Christopher Schaberg in 3:AM Magazine:
1. There is a clever scene in the closing minutes of James Ponsoldt’s The End of the Tour, when David Foster Wallace (Jason Segel) is out in his driveway scraping snow and ice off his Honda Civic, and David Lipsky (Jesse Eisenberg) furtively takes last-minute notes as he makes his final observations around Wallace’s frumpy home. At one point Lipsky enters a nearly pitch black room, and we see a dim ray of light wash over Wallace’s writing desk: we get a glimpse of a well-used personal computer, a notepad and pen, bookshelves against the wall…. It is the wish image of a writer’s sacred den, a domestic shrine that emanates the residual aura of the Author at work. It strikes me that this is one of the things some viewers want from this movie, and maybe from David Foster Wallace in general: the architectural plans, the supply list and tools, for writing—for really being a certain kind of writer. Of course it’s just a fleeting glimpse, and we know the movie is wrapping up at this point, soon to fade out.
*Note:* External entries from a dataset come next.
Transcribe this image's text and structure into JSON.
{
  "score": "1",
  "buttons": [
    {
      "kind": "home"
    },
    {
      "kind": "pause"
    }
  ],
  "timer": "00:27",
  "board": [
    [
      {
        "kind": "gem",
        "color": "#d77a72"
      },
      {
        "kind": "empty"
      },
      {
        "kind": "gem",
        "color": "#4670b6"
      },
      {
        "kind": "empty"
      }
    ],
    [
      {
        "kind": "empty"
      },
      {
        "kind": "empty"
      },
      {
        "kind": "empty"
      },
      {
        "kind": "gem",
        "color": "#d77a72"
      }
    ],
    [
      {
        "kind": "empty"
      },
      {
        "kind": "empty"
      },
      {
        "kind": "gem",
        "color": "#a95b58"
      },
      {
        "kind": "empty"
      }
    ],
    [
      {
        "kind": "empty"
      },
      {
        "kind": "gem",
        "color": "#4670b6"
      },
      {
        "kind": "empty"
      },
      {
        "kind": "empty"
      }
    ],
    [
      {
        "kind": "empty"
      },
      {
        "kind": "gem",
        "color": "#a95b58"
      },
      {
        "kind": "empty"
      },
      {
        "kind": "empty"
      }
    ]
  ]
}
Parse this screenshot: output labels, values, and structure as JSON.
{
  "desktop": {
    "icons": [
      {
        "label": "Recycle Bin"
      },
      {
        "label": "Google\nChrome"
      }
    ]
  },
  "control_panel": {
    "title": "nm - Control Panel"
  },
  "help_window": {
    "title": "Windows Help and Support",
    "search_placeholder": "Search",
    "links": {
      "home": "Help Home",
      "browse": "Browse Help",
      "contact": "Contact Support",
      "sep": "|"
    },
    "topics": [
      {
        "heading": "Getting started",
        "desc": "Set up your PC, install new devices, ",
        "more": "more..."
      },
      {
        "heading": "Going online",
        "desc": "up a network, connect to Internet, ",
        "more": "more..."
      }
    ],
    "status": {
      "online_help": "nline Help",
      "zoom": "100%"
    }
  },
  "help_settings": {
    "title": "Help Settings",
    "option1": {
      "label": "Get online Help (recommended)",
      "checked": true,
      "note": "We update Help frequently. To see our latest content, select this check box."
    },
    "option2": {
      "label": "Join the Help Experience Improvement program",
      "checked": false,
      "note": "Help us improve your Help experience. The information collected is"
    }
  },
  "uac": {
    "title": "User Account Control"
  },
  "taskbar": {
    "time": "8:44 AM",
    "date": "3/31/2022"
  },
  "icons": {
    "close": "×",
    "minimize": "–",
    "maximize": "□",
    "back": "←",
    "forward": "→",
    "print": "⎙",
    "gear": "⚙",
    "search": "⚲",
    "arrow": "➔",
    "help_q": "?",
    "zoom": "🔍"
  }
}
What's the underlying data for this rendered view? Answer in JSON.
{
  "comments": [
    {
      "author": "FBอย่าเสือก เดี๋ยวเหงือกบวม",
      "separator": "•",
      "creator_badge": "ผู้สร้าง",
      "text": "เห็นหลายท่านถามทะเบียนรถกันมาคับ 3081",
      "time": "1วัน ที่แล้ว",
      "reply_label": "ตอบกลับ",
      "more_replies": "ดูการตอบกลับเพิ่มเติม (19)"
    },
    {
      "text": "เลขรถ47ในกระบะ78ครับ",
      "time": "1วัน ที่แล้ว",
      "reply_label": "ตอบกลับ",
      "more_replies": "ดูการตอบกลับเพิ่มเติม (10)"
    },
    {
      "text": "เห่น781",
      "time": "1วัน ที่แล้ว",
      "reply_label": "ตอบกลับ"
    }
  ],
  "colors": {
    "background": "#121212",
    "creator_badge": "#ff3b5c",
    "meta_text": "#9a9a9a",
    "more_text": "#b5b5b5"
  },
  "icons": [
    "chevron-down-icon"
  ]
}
2. I saw the film on a Saturday morning in New York City the day after it opened. The theater wasn’t crowded at all; the vibe was mellow and subdued. I chuckled several times throughout the film, but I didn’t hear anyone else laughing. The experience was like sipping warm Earl Grey tea while someone tells you a long and sometimes unintentionally funny story in a comfortable if awkward living room. I watched the movie with a former student of mine who now lives in the city. This student is working hard to become a writer—I mean to really be a full-time writer, and I sincerely believe he has what it takes. Just two nights before, we had workshopped one of his new essays, apiece that overtly grapples with—and extends—David Foster Wallace’s classic essay “Consider the Lobster.” This student was in my David Foster Wallace seminar at Loyola University New Orleans the first time I taught that class, in 2011; Wallace is one of the writers who inspired my student to want to write, and to think critically about the world. So it made sense that we should go to The End of the Tour together. I had also considered seeing the film the night before, with a few friends, as Wallace kept coming up in conversation over dinner. (In the end, we were all too tired, and we dispersed to continue our individual, ordinary lives.) But so Wallace is in the air, and there are a lot of opinions, attitudes, and emotions swirling around The End of the Tour.